Johnson noted that NRB has passed resolutions in recent years against “both evils, including those who mix these heresies with violence to further a political agenda.” (Those resolutions can be viewed here, here, and here.)
“All of this applies to Charlottesville,” Johnson continued. “As Christians and Americans, we must stand against the KKK, Neo-Nazis, white supremacists, and their agenda. We intercede to God for racial healing in our land. We ask God to revive His church. We pray that He will give us strength to stand against evil and to speak up for His truth.”
Other members made similar remarks, via Twitter and other communication platforms.
“Racism has reared its ugly, evil head yesterday in #Charlottesville. Only unified kingdom-minded churches can truly change the direction of our nation.”
— Tony Evans, President of The Urban Alternative
“The issue of racism is from Satan and his demonic forces of hell. Racism is completely opposite of the message of Christ and reconciliation.”
–Ronnie Floyd, Senior Pastor of Cross Church
“Let there be no misunderstanding. Racism is sin. Period.”
— Robert Jeffress, Pastor of First Baptist Church Dallas
“All of us as Americans should condemn racism and bigotry in all of its manifestations. Prejudice and hatred of people dissimilar to ourselves is as old as the fallen, sinful, human heart that produces such wickedness. As Christians we are called to bear witness against such evil and to both proclaim with our mouths and testify with our behavior to the fact that all of us can be liberated from such instincts by our Lord and Savior, Jesus Christ, Who invariably condemns such beliefs and actions.”
–Richard Land, President of Southern Evangelical Seminary
“These people in Charlottesville do not represent the Christian faith in any way, shape or form. Racism is sin.”
–Greg Laurie, Pastor of Harvest Christian Fellowship
“We may not have been physically present, but we were wounded, too. We are all deeply impacted by the scourge of hate and racism. All of us need to lament.”
–Abdu Murray, North American Director with Ravi Zacharias International Ministries
“[W]hile Americans enjoy great freedoms to express virtually any idea in the public square, it is important that we simultaneously maintain the right to clearly and forcefully denounce abhorrent ideas—such as white supremacy, racism or hatred of the Jewish people.
AFA calls on members of the body of Christ, especially, to pray for healing in America, and we humbly ask God to forgive our many sins and pour out His spirit on our land once more.”

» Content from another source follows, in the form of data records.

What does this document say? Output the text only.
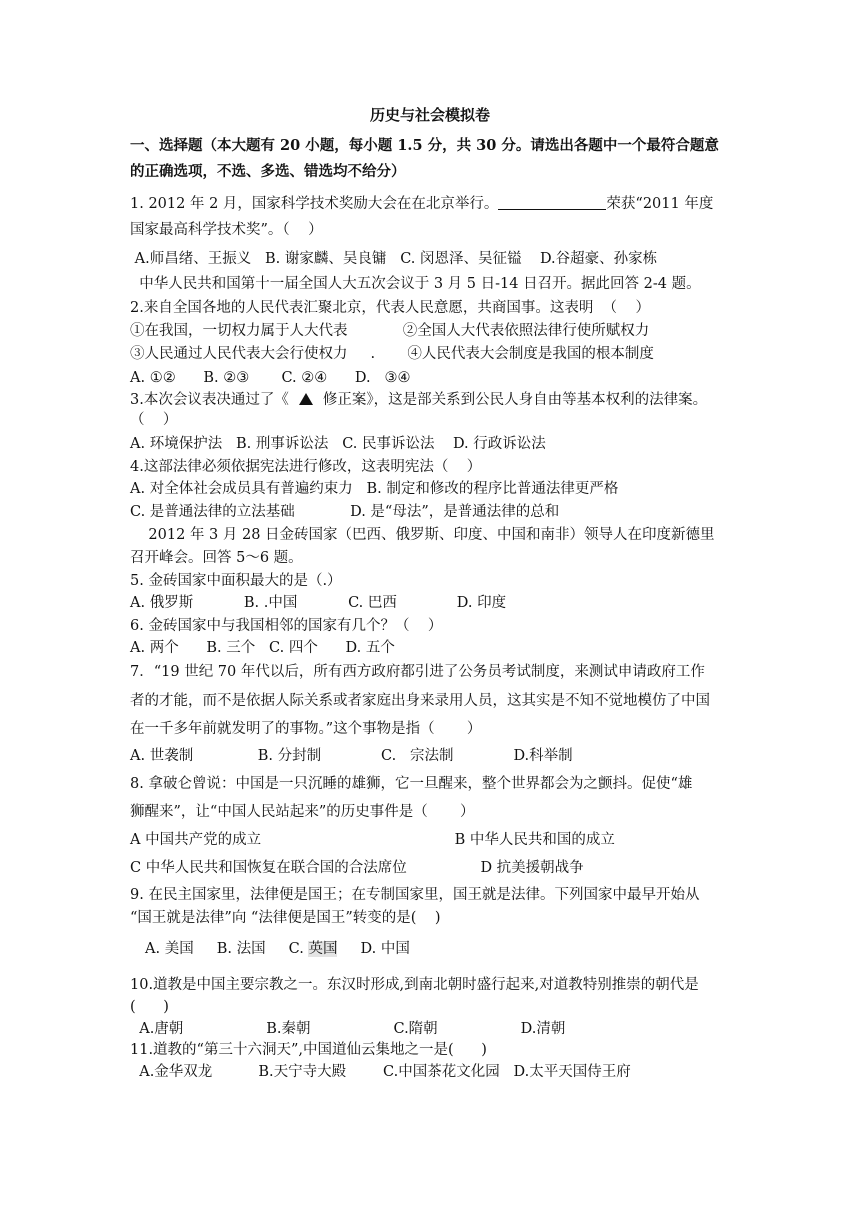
历史与社会模拟卷
一、选择题（本大题有 20 小题，每小题 1.5 分，共 30 分。请选出各题中一个最符合题意
的正确选项，不选、多选、错选均不给分）
1. 2012 年 2 月，国家科学技术奖励大会在在北京举行。	荣获“2011 年度
国家最高科学技术奖”。（    ）
A.师昌绪、王振义   B. 谢家麟、吴良镛   C. 闵恩泽、吴征镒    D.谷超豪、孙家栋
中华人民共和国第十一届全国人大五次会议于 3 月 5 日-14 日召开。据此回答 2-4 题。
2.来自全国各地的人民代表汇聚北京，代表人民意愿，共商国事。这表明  （    ）
①在我国，一切权力属于人大代表            ②全国人大代表依照法律行使所赋权力
③人民通过人民代表大会行使权力     .       ④人民代表大会制度是我国的根本制度
A. ①②      B. ②③       C. ②④      D.   ③④
3.本次会议表决通过了《 修正案》，这是部关系到公民人身自由等基本权利的法律案。
（    ）
A. 环境保护法   B. 刑事诉讼法   C. 民事诉讼法    D. 行政诉讼法
4.这部法律必须依据宪法进行修改，这表明宪法（    ）
A. 对全体社会成员具有普遍约束力   B. 制定和修改的程序比普通法律更严格
C. 是普通法律的立法基础            D. 是“母法”，是普通法律的总和
2012 年 3 月 28 日金砖国家（巴西、俄罗斯、印度、中国和南非）领导人在印度新德里
召开峰会。回答 5～6 题。
5. 金砖国家中面积最大的是（.）
A. 俄罗斯           B. .中国           C. 巴西             D. 印度
6. 金砖国家中与我国相邻的国家有几个？（    ）
A. 两个      B. 三个   C. 四个      D. 五个
7．“19 世纪 70 年代以后，所有西方政府都引进了公务员考试制度，来测试申请政府工作
者的才能，而不是依据人际关系或者家庭出身来录用人员，这其实是不知不觉地模仿了中国
在一千多年前就发明了的事物。”这个事物是指（       ）
A. 世袭制              B. 分封制             C.   宗法制             D.科举制
8. 拿破仑曾说：中国是一只沉睡的雄狮，它一旦醒来，整个世界都会为之颤抖。促使“雄
狮醒来”，让“中国人民站起来”的历史事件是（       ）
A 中国共产党的成立                                          B 中华人民共和国的成立
C 中华人民共和国恢复在联合国的合法席位                D 抗美援朝战争
9. 在民主国家里，法律便是国王；在专制国家里，国王就是法律。下列国家中最早开始从
“国王就是法律”向 “法律便是国王”转变的是(    )
A. 美国 B. 法国 C. 英国 D. 中国
10.道教是中国主要宗教之一。东汉时形成,到南北朝时盛行起来,对道教特别推崇的朝代是
(      )
A.唐朝                  B.秦朝                  C.隋朝                  D.清朝
11.道教的“第三十六洞天”,中国道仙云集地之一是(      )
A.金华双龙          B.天宁寺大殿        C.中国茶花文化园   D.太平天国侍王府
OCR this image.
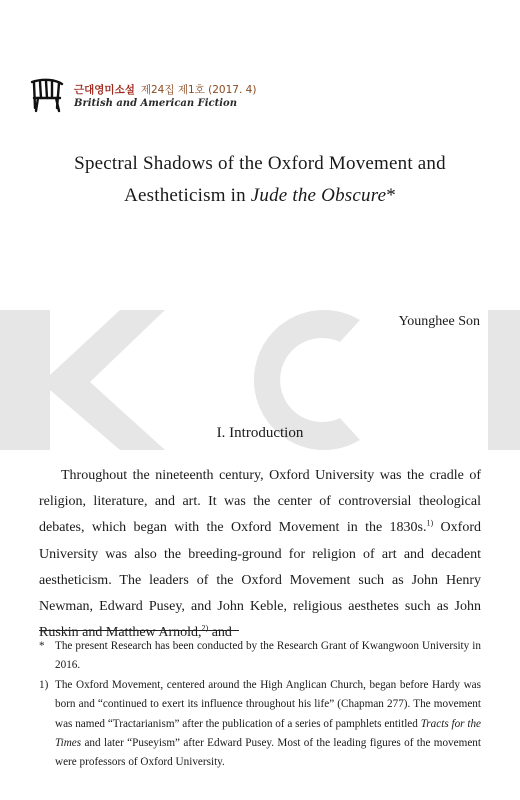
근대영미소설 제24집 제1호 (2017. 4)
British and American Fiction
Spectral Shadows of the Oxford Movement and
Aestheticism in Jude the Obscure*
Younghee Son
I. Introduction

Throughout the nineteenth century, Oxford University was the cradle of religion, literature, and art. It was the center of controversial theological debates, which began with the Oxford Movement in the 1830s.$^{1)}$ Oxford University was also the breeding-ground for religion of art and decadent aestheticism. The leaders of the Oxford Movement such as John Henry Newman, Edward Pusey, and John Keble, religious aesthetes such as John Ruskin and Matthew Arnold,$^{2)}$ and

* The present Research has been conducted by the Research Grant of Kwangwoon University in 2016.

1) The Oxford Movement, centered around the High Anglican Church, began before Hardy was born and “continued to exert its influence throughout his life” (Chapman 277). The movement was named “Tractarianism” after the publication of a series of pamphlets entitled Tracts for the Times and later “Puseyism” after Edward Pusey. Most of the leading figures of the movement were professors of Oxford University.
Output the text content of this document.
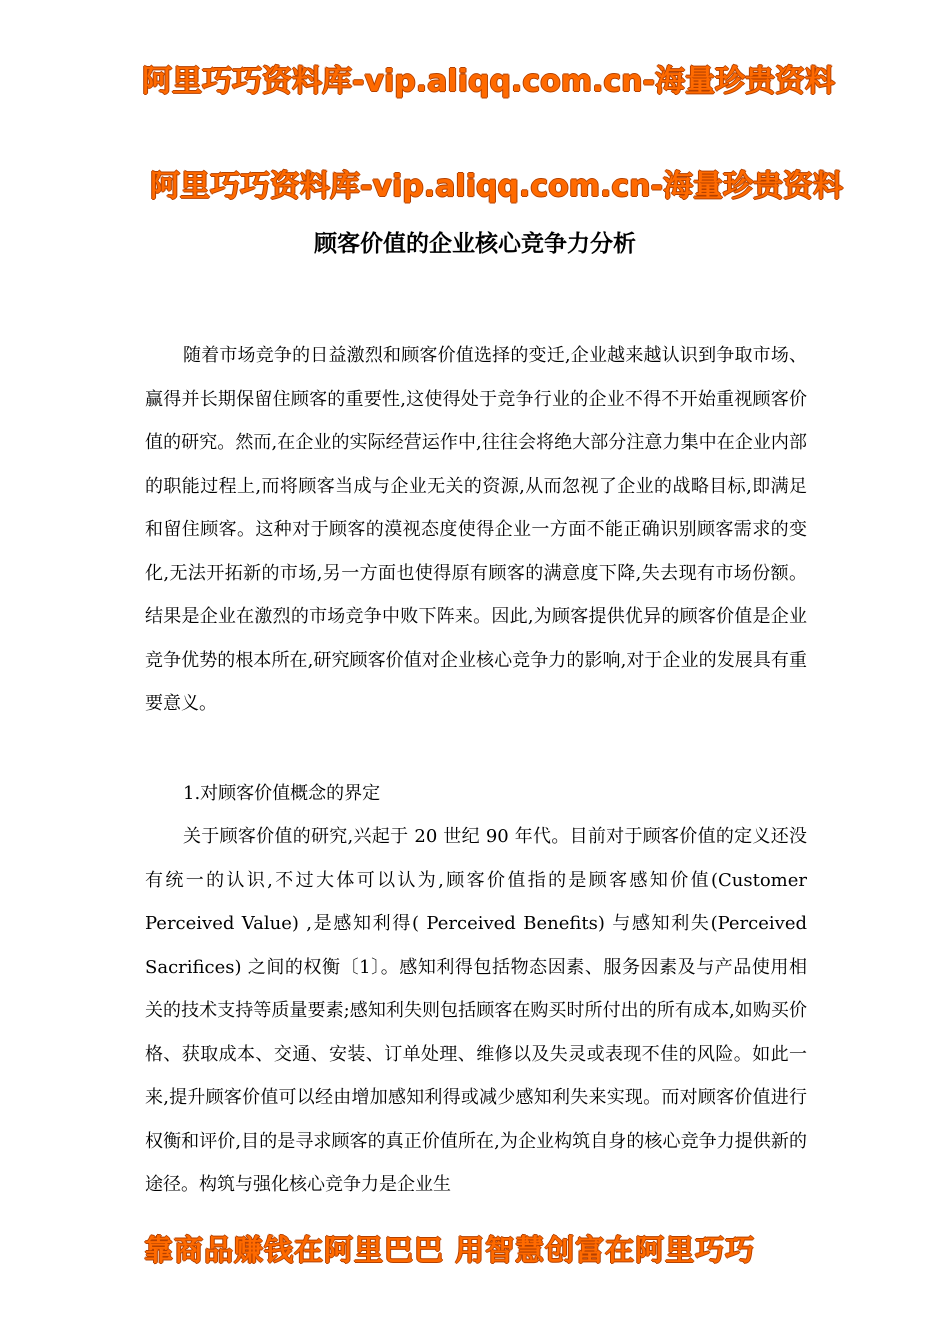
阿里巧巧资料库-vip.aliqq.com.cn-海量珍贵资料
阿里巧巧资料库-vip.aliqq.com.cn-海量珍贵资料
顾客价值的企业核心竞争力分析

随着市场竞争的日益激烈和顾客价值选择的变迁,企业越来越认识到争取市场、赢得并长期保留住顾客的重要性,这使得处于竞争行业的企业不得不开始重视顾客价值的研究。然而,在企业的实际经营运作中,往往会将绝大部分注意力集中在企业内部的职能过程上,而将顾客当成与企业无关的资源,从而忽视了企业的战略目标,即满足和留住顾客。这种对于顾客的漠视态度使得企业一方面不能正确识别顾客需求的变化,无法开拓新的市场,另一方面也使得原有顾客的满意度下降,失去现有市场份额。结果是企业在激烈的市场竞争中败下阵来。因此,为顾客提供优异的顾客价值是企业竞争优势的根本所在,研究顾客价值对企业核心竞争力的影响,对于企业的发展具有重要意义。

1.对顾客价值概念的界定

关于顾客价值的研究,兴起于 20 世纪 90 年代。目前对于顾客价值的定义还没有统一的认识,不过大体可以认为,顾客价值指的是顾客感知价值(Customer Perceived Value) ,是感知利得( Perceived Benefits) 与感知利失(Perceived Sacrifices) 之间的权衡〔1〕。感知利得包括物态因素、服务因素及与产品使用相关的技术支持等质量要素;感知利失则包括顾客在购买时所付出的所有成本,如购买价格、获取成本、交通、安装、订单处理、维修以及失灵或表现不佳的风险。如此一来,提升顾客价值可以经由增加感知利得或减少感知利失来实现。而对顾客价值进行权衡和评价,目的是寻求顾客的真正价值所在,为企业构筑自身的核心竞争力提供新的途径。构筑与强化核心竞争力是企业生

靠商品赚钱在阿里巴巴 用智慧创富在阿里巧巧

–Tim Wildmon, President of AFA
In a Facebook post on August 17, Franklin Graham, President & CEO of the Billy Graham Evangelistic Association and Samaritan’s Purse, said, “The venomous hatred we saw displayed in #Charlottesville should repulse all Americans. It should take us to our knees in prayer for hearts to be changed. He alone can forgive and heal our land. Everything can change through Jesus Christ.”
While some have tried to push blame on President Trump for what happened in Charlottesville, Graham on August 13 rebuked such efforts as “absurd,” and said it “boils down to evil in people’s hearts.”
“Satan is behind it all,” he stated. “He wants division, he wants unrest, he wants violence and hatred. He’s the enemy of peace and unity. I denounce bigotry and racism of every form, be it black, white or any other. My prayer is that our nation will come together. We are stronger together, and our answers lie in turning to God.”